According to members of the Columbus legislative delegation and other Capitol sources, it is Sen. Josh McKoon, R-Columbus — a principal sponsor of, and three-year advocate for, the religion bill — who was the target of some expensive political payback. Specifically, Columbus State University and the National Infantry Museum lost millions in funding because McKoon’s colleagues in the legislature — controlled in both chambers by his own party — wanted to send him, and the voters of his district, a message about playing ball.

McKoon has been an outspoken ethics hawk during his Senate tenure, a role for which we have applauded him, though it no doubt rubbed some of his colleagues the wrong way (if perhaps for the right reasons). He has also introduced legislation to term-limit the House speaker, only to drop it at the urging of Senate leadership; and he reportedly suggested a change in the governor’s power to fill a prematurely vacated U.S. Senate seat (as then-Gov. Roy Barnes did with Zell Miller after the sudden death of Sen. Paul Coverdell.)

But it was the religious liberty legislation — a compromise version altered from earlier drafts — that stuck Republicans between two of their core constituencies: religious and social conservatives, who provided most of the support for the bill, and a pragmatic business community that vigorously opposed it.

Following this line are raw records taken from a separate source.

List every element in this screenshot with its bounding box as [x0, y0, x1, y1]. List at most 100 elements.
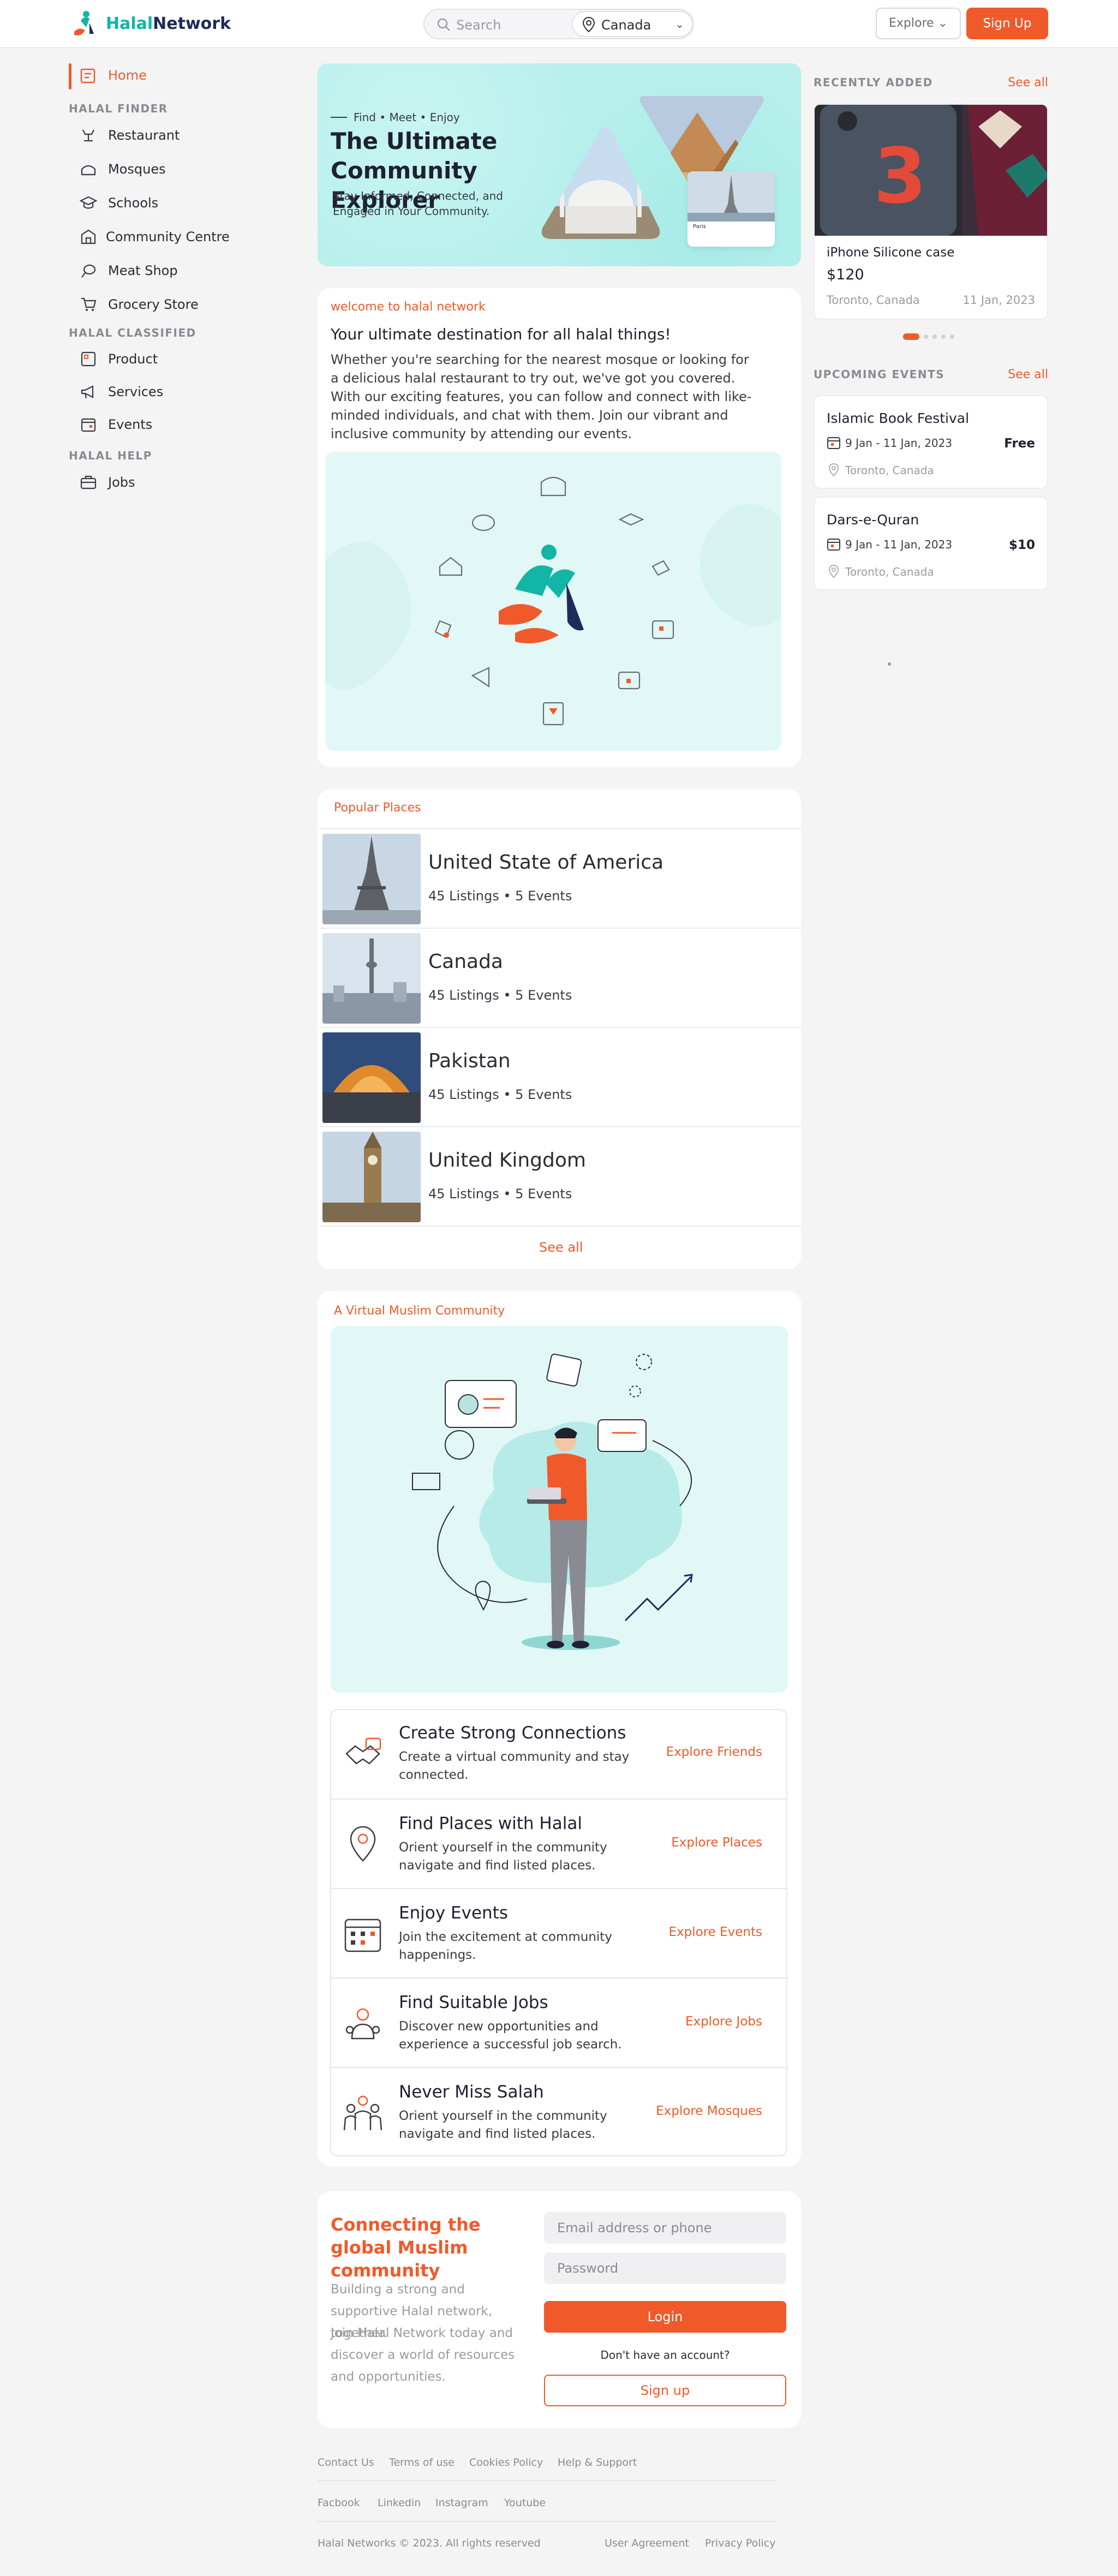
sidebar-item-events[interactable]: Events [108, 414, 152, 435]
megaphone-icon [80, 383, 97, 401]
login-button[interactable]: Login [544, 2301, 786, 2333]
location-pin-icon [828, 463, 839, 477]
search-input[interactable]: Search [456, 17, 501, 33]
footer-linkedin-link[interactable]: Linkedin [378, 2497, 421, 2509]
place-name: Pakistan [428, 1050, 511, 1072]
place-row-uk[interactable]: United Kingdom 45 Listings • 5 Events [319, 1126, 800, 1226]
feature-desc: Orient yourself in the community navigat… [399, 1840, 607, 1873]
footer-cookies-link[interactable]: Cookies Policy [469, 2457, 543, 2469]
pakistan-place-image [322, 1032, 421, 1123]
sidebar-active-indicator [69, 63, 71, 89]
halal-network-logo-large [499, 545, 584, 644]
carousel-dot[interactable] [941, 334, 946, 339]
sidebar-item-home[interactable]: Home [108, 64, 147, 86]
event-card[interactable]: Dars-e-Quran 9 Jan - 11 Jan, 2023 $10 To… [814, 497, 1048, 590]
loading-dot [888, 662, 891, 666]
event-title: Dars-e-Quran [827, 512, 919, 528]
feature-row-salah[interactable]: Never Miss Salah Orient yourself in the … [330, 2067, 787, 2156]
feature-title: Enjoy Events [399, 1903, 508, 1923]
welcome-label: welcome to halal network [331, 300, 486, 314]
feature-title: Find Places with Halal [399, 1814, 582, 1833]
explore-friends-link[interactable]: Explore Friends [666, 1745, 762, 1759]
explore-button[interactable]: Explore ⌄ [876, 8, 961, 39]
sidebar: Home HALAL FINDER Restaurant Mosques Sch… [0, 48, 306, 517]
feature-title: Create Strong Connections [399, 1723, 626, 1743]
place-name: United State of America [428, 851, 664, 874]
product-icon [80, 350, 97, 368]
sidebar-item-mosques[interactable]: Mosques [108, 158, 166, 180]
recently-added-see-all[interactable]: See all [1008, 76, 1048, 89]
explore-mosques-link[interactable]: Explore Mosques [656, 2104, 762, 2118]
home-icon [80, 68, 95, 83]
event-dates: 9 Jan - 11 Jan, 2023 [845, 538, 953, 551]
no-account-text: Don't have an account? [600, 2348, 730, 2362]
sidebar-item-jobs[interactable]: Jobs [108, 471, 135, 493]
sidebar-item-meat-shop[interactable]: Meat Shop [108, 260, 178, 282]
place-name: United Kingdom [428, 1149, 586, 1172]
login-signup-button[interactable]: Sign up [544, 2375, 786, 2406]
logo-wordmark[interactable]: HalalNetwork [106, 14, 231, 33]
location-select[interactable]: Canada ⌄ [572, 11, 693, 37]
uk-place-image [322, 1132, 421, 1222]
footer-contact-link[interactable]: Contact Us [318, 2457, 374, 2469]
footer-divider-2 [318, 2521, 776, 2522]
sidebar-item-grocery-store[interactable]: Grocery Store [108, 294, 199, 315]
feature-row-events[interactable]: Enjoy Events Join the excitement at comm… [330, 1888, 787, 1977]
carousel-dot[interactable] [932, 334, 937, 339]
footer-privacy-link[interactable]: Privacy Policy [705, 2537, 775, 2549]
welcome-card: welcome to halal network Your ultimate d… [318, 288, 801, 767]
carousel-dot[interactable] [924, 334, 928, 339]
footer-terms-link[interactable]: Terms of use [389, 2457, 455, 2469]
place-row-canada[interactable]: Canada 45 Listings • 5 Events [319, 928, 800, 1027]
feature-row-places[interactable]: Find Places with Halal Orient yourself i… [330, 1798, 787, 1888]
map-pin-icon [582, 16, 595, 33]
feature-desc: Orient yourself in the community navigat… [399, 2109, 607, 2141]
place-row-pakistan[interactable]: Pakistan 45 Listings • 5 Events [319, 1027, 800, 1126]
popular-places-label: Popular Places [334, 801, 421, 815]
feature-row-connections[interactable]: Create Strong Connections Create a virtu… [330, 1709, 787, 1798]
feature-desc: Join the excitement at community happeni… [399, 1930, 612, 1962]
recent-item-card[interactable]: 3 iPhone Silicone case $120 Toronto, Can… [814, 104, 1048, 320]
restaurant-icon [80, 127, 97, 144]
upcoming-events-see-all[interactable]: See all [1008, 368, 1048, 381]
explore-events-link[interactable]: Explore Events [669, 1925, 763, 1939]
school-icon [79, 194, 98, 212]
email-field[interactable]: Email address or phone [544, 2212, 786, 2244]
mosque-icon [80, 160, 97, 178]
feature-desc: Create a virtual community and stay conn… [399, 1750, 630, 1782]
feature-row-jobs[interactable]: Find Suitable Jobs Discover new opportun… [330, 1977, 787, 2067]
place-row-usa[interactable]: United State of America 45 Listings • 5 … [319, 828, 800, 928]
recent-item-location: Toronto, Canada [827, 294, 920, 307]
event-card[interactable]: Islamic Book Festival 9 Jan - 11 Jan, 20… [814, 395, 1048, 489]
cart-icon [80, 296, 97, 313]
footer-youtube-link[interactable]: Youtube [504, 2497, 546, 2509]
password-field[interactable]: Password [544, 2252, 786, 2284]
header-signup-button[interactable]: Sign Up [966, 8, 1048, 39]
hero-tagline: Find • Meet • Enjoy [354, 111, 460, 124]
footer-help-link[interactable]: Help & Support [558, 2457, 637, 2469]
explore-jobs-link[interactable]: Explore Jobs [685, 2015, 762, 2029]
calendar-icon [342, 1913, 384, 1955]
briefcase-icon [80, 474, 97, 491]
virtual-community-label: A Virtual Muslim Community [334, 1304, 505, 1318]
carousel-dot[interactable] [950, 334, 954, 339]
place-meta: 45 Listings • 5 Events [428, 1186, 572, 1202]
sidebar-item-schools[interactable]: Schools [108, 192, 158, 214]
explore-places-link[interactable]: Explore Places [671, 1836, 762, 1850]
logo-icon[interactable] [68, 8, 101, 40]
sidebar-item-community-centre[interactable]: Community Centre [106, 226, 230, 248]
footer-instagram-link[interactable]: Instagram [435, 2497, 488, 2509]
popular-see-all-link[interactable]: See all [539, 1240, 583, 1255]
sidebar-item-restaurant[interactable]: Restaurant [108, 124, 180, 146]
footer-user-agreement-link[interactable]: User Agreement [605, 2537, 689, 2549]
sidebar-item-product[interactable]: Product [108, 348, 158, 370]
carousel-dots[interactable] [903, 333, 963, 340]
recent-item-date: 11 Jan, 2023 [962, 294, 1035, 307]
footer-facebook-link[interactable]: Facbook [318, 2497, 360, 2509]
carousel-dot-active[interactable] [903, 333, 919, 340]
sidebar-heading-classified: HALAL CLASSIFIED [69, 326, 196, 339]
welcome-heading: Your ultimate destination for all halal … [331, 325, 671, 343]
search-bar[interactable]: Search Canada ⌄ [423, 9, 694, 39]
sidebar-item-services[interactable]: Services [108, 381, 163, 403]
place-meta: 45 Listings • 5 Events [428, 888, 572, 904]
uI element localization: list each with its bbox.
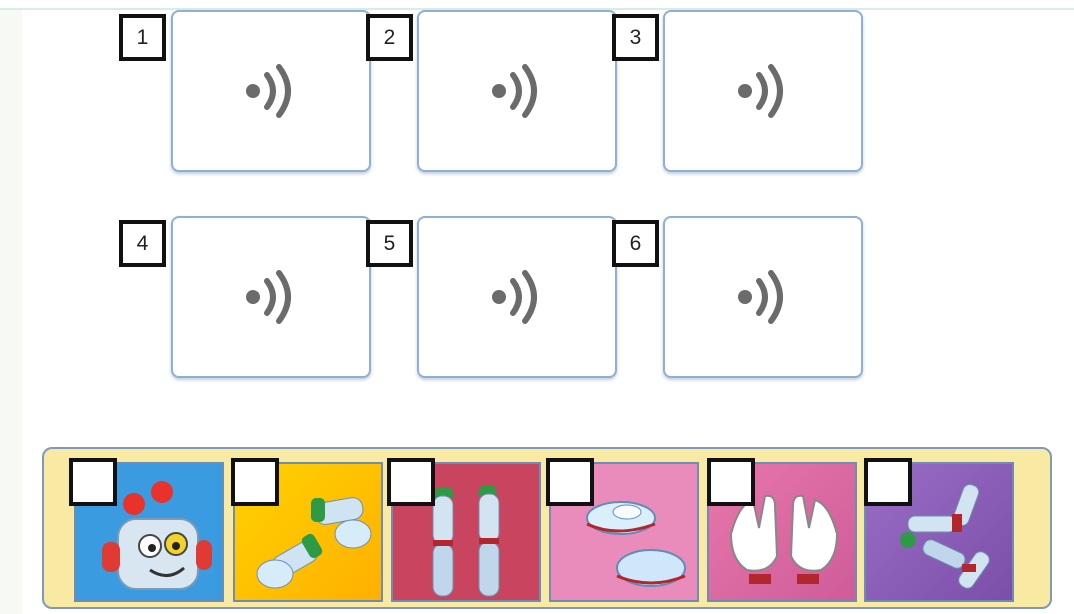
speaker-icon <box>738 64 783 118</box>
answer-box-6[interactable] <box>864 458 912 506</box>
number-label-5: 5 <box>366 220 413 267</box>
speaker-icon <box>738 270 783 324</box>
audio-card-1[interactable] <box>171 10 371 172</box>
number-label-3: 3 <box>612 14 659 61</box>
number-label-4: 4 <box>119 220 166 267</box>
answer-box-3[interactable] <box>387 458 435 506</box>
audio-card-4[interactable] <box>171 216 371 378</box>
audio-card-2[interactable] <box>417 10 617 172</box>
audio-card-6[interactable] <box>663 216 863 378</box>
speaker-icon <box>492 64 537 118</box>
answer-box-1[interactable] <box>69 458 117 506</box>
audio-card-3[interactable] <box>663 10 863 172</box>
answer-box-4[interactable] <box>546 458 594 506</box>
number-label-1: 1 <box>119 14 166 61</box>
left-margin-strip <box>0 10 22 614</box>
number-label-2: 2 <box>366 14 413 61</box>
answer-box-5[interactable] <box>707 458 755 506</box>
audio-card-5[interactable] <box>417 216 617 378</box>
number-label-6: 6 <box>612 220 659 267</box>
answer-box-2[interactable] <box>231 458 279 506</box>
speaker-icon <box>246 270 291 324</box>
speaker-icon <box>246 64 291 118</box>
speaker-icon <box>492 270 537 324</box>
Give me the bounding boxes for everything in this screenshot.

We all know the realities of political maneuvering, the process of trade-offs and compromise, and sometimes the necessity of practicality over pure principle. But civic patience has its limits with elected officials trying to evade important but politically difficult decisions. No doubt many lawmakers, Democrats and Republicans alike, would have preferred that the whole issue just go away. Of course, there was always another way to stop it: Vote it down.

Instead, it was left to a term-limited governor to get both his state’s (and party’s) legislative branch, and a hefty chunk of the Georgia economy, off the hook.

The next General Assembly session should be interesting indeed.